Ultimately what turns every guy on is different, so take my advice with that understanding.
For me, one of the healthiest things I did was begin going to yoga. For many (prob most) guys, that's just impossible. I've always had particular fetishes and seeing a girl in yoga pants actually didn't really anything for me. So it was and continues to be a safe place for me.
One of the important things to keep in mind when dealing with looking at women isn't necessarily whether or not you should look at them, but what you are doing inside with your mind. You don't want to get into a position where looking at women becomes taboo and you avert your eyes instantly when you see someone/something you are attracted to. That's not healthy or productive. And obviously, you don't want to linger or ogle them as objects/body parts. You need to work on finding that special place of observing which is healthy and respectful. Women don't mind you admiring them, but there is a time limit where admiring becomes lecherous. Think about, let's say, you have a little bit of a gut. If a woman glanced at it, you probably wouldn't think much about it. But if they couldn't take their eyes off of it, you'd become very self-conscious and uneasy.
the natural impulse is to look at her ( or perhaps even stare )
So you used two words: look and stare. There's your difference.

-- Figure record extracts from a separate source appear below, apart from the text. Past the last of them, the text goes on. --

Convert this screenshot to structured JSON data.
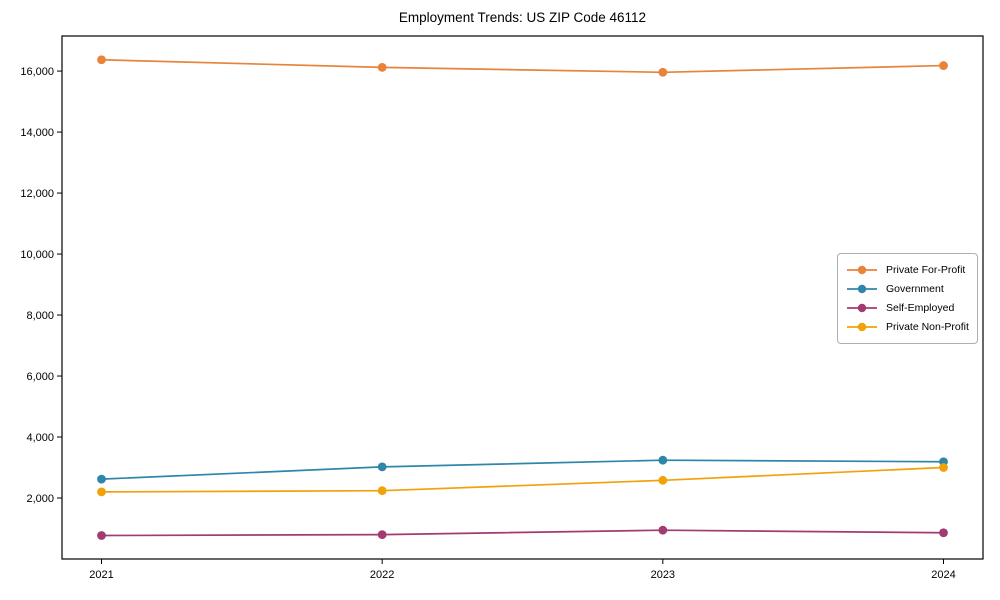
{
  "figure": {
    "background": "#ffffff",
    "frame_color": "#000000"
  },
  "chart_data": {
    "type": "line",
    "title": "Employment Trends: US ZIP Code 46112",
    "categories": [
      "2021",
      "2022",
      "2023",
      "2024"
    ],
    "series": [
      {
        "name": "Private For-Profit",
        "color": "#E8833A",
        "values": [
          16370,
          16120,
          15960,
          16180
        ]
      },
      {
        "name": "Government",
        "color": "#2E86AB",
        "values": [
          2620,
          3020,
          3240,
          3190
        ]
      },
      {
        "name": "Self-Employed",
        "color": "#A23B72",
        "values": [
          770,
          800,
          945,
          860
        ]
      },
      {
        "name": "Private Non-Profit",
        "color": "#F1A208",
        "values": [
          2200,
          2240,
          2580,
          3000
        ]
      }
    ],
    "xlabel": "",
    "ylabel": "",
    "ylim": [
      0,
      17150
    ],
    "yticks": [
      2000,
      4000,
      6000,
      8000,
      10000,
      12000,
      14000,
      16000
    ],
    "ytick_labels": [
      "2,000",
      "4,000",
      "6,000",
      "8,000",
      "10,000",
      "12,000",
      "14,000",
      "16,000"
    ],
    "grid": false,
    "marker": "circle",
    "legend_position": "center-right"
  }
}
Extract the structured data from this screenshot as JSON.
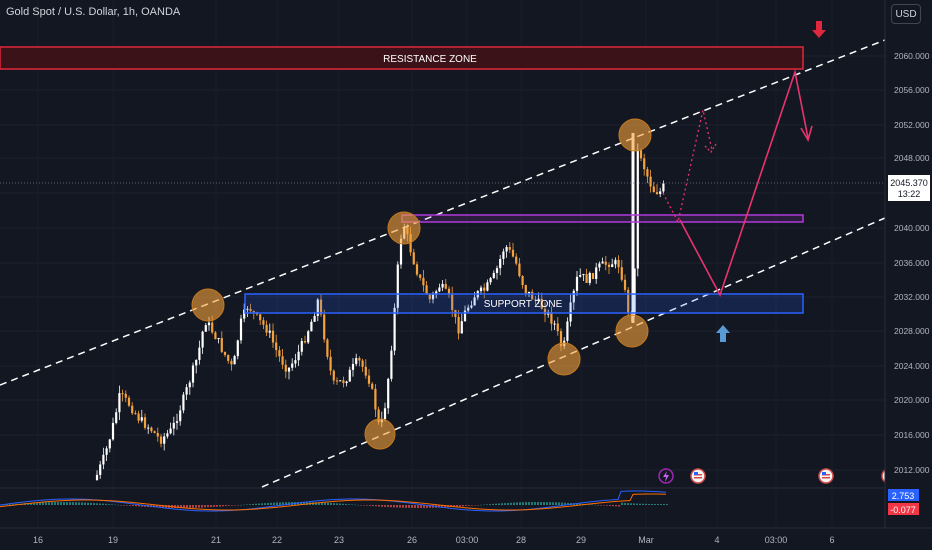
{
  "header": {
    "symbol_title": "Gold Spot / U.S. Dollar, 1h, OANDA",
    "currency_button": "USD"
  },
  "price_axis": {
    "labels": [
      "2060.000",
      "2056.000",
      "2052.000",
      "2048.000",
      "2044.000",
      "2040.000",
      "2036.000",
      "2032.000",
      "2028.000",
      "2024.000",
      "2020.000",
      "2016.000",
      "2012.000"
    ],
    "current_price": "2045.370",
    "countdown": "13:22"
  },
  "time_axis": {
    "labels": [
      "16",
      "19",
      "21",
      "22",
      "23",
      "26",
      "03:00",
      "28",
      "29",
      "Mar",
      "4",
      "03:00",
      "6"
    ]
  },
  "zones": {
    "resistance_label": "RESISTANCE ZONE",
    "support_label": "SUPPORT ZONE"
  },
  "indicator": {
    "macd_value": "2.753",
    "signal_value": "-0.077"
  },
  "colors": {
    "background": "#131722",
    "candle_up": "#ffffff",
    "candle_down": "#f5a23c",
    "resistance": "#e0283c",
    "support": "#2962ff",
    "purple": "#b03ad8",
    "projection": "#e8336e",
    "highlight_circle": "#f5a23c",
    "macd_badge": "#2962ff",
    "signal_badge": "#f23645"
  },
  "icons": [
    "arrow-down-icon",
    "arrow-up-icon",
    "lightning-event-icon",
    "us-flag-event-icon"
  ]
}
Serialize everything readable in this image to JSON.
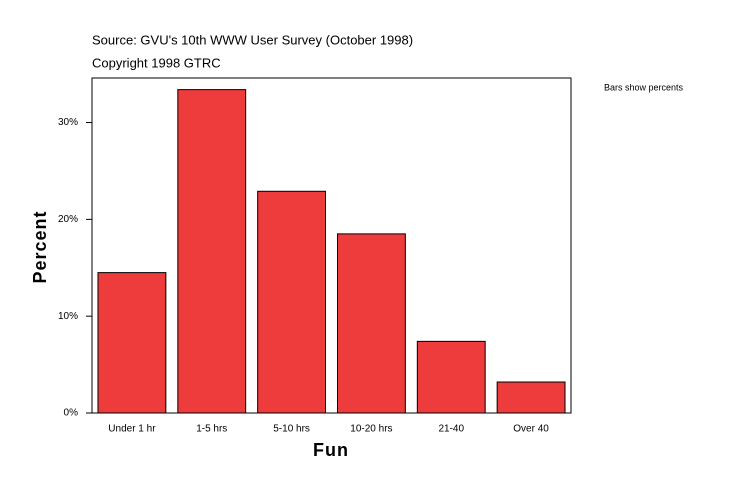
{
  "chart_data": {
    "type": "bar",
    "subtitles": [
      "Source: GVU's 10th WWW User Survey (October 1998)",
      "Copyright 1998 GTRC"
    ],
    "note": "Bars show percents",
    "x_label": "Fun",
    "y_label": "Percent",
    "categories": [
      "Under 1 hr",
      "1-5 hrs",
      "5-10 hrs",
      "10-20 hrs",
      "21-40",
      "Over 40"
    ],
    "values": [
      14.5,
      33.4,
      22.9,
      18.5,
      7.4,
      3.2
    ],
    "color": "#ee3b3b",
    "ylim": [
      0,
      34.6
    ],
    "yticks": [
      {
        "value": 0,
        "label": "0%"
      },
      {
        "value": 10,
        "label": "10%"
      },
      {
        "value": 20,
        "label": "20%"
      },
      {
        "value": 30,
        "label": "30%"
      }
    ],
    "grid": false
  }
}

Try practicing it wherever you are today. Pick a cup, or a chair, or a piece of paper. Try looking at it for just a couple of seconds to take it in, then move your eyes away and feel an appreciation for the shape of that object. It might seem a little simple, but it can help you give you some practice for when you are in public and are faced with things much more tantalizing.
As far as whether you should talk to them or not: Just make 100% sure you are talking to them on a REAL level and not through the unhealthy place of your addiction. Personally, I wouldn't date until I
honestly had my issue under complete control. Dating while you are addicted probably won't lead to any good place for any partner involved.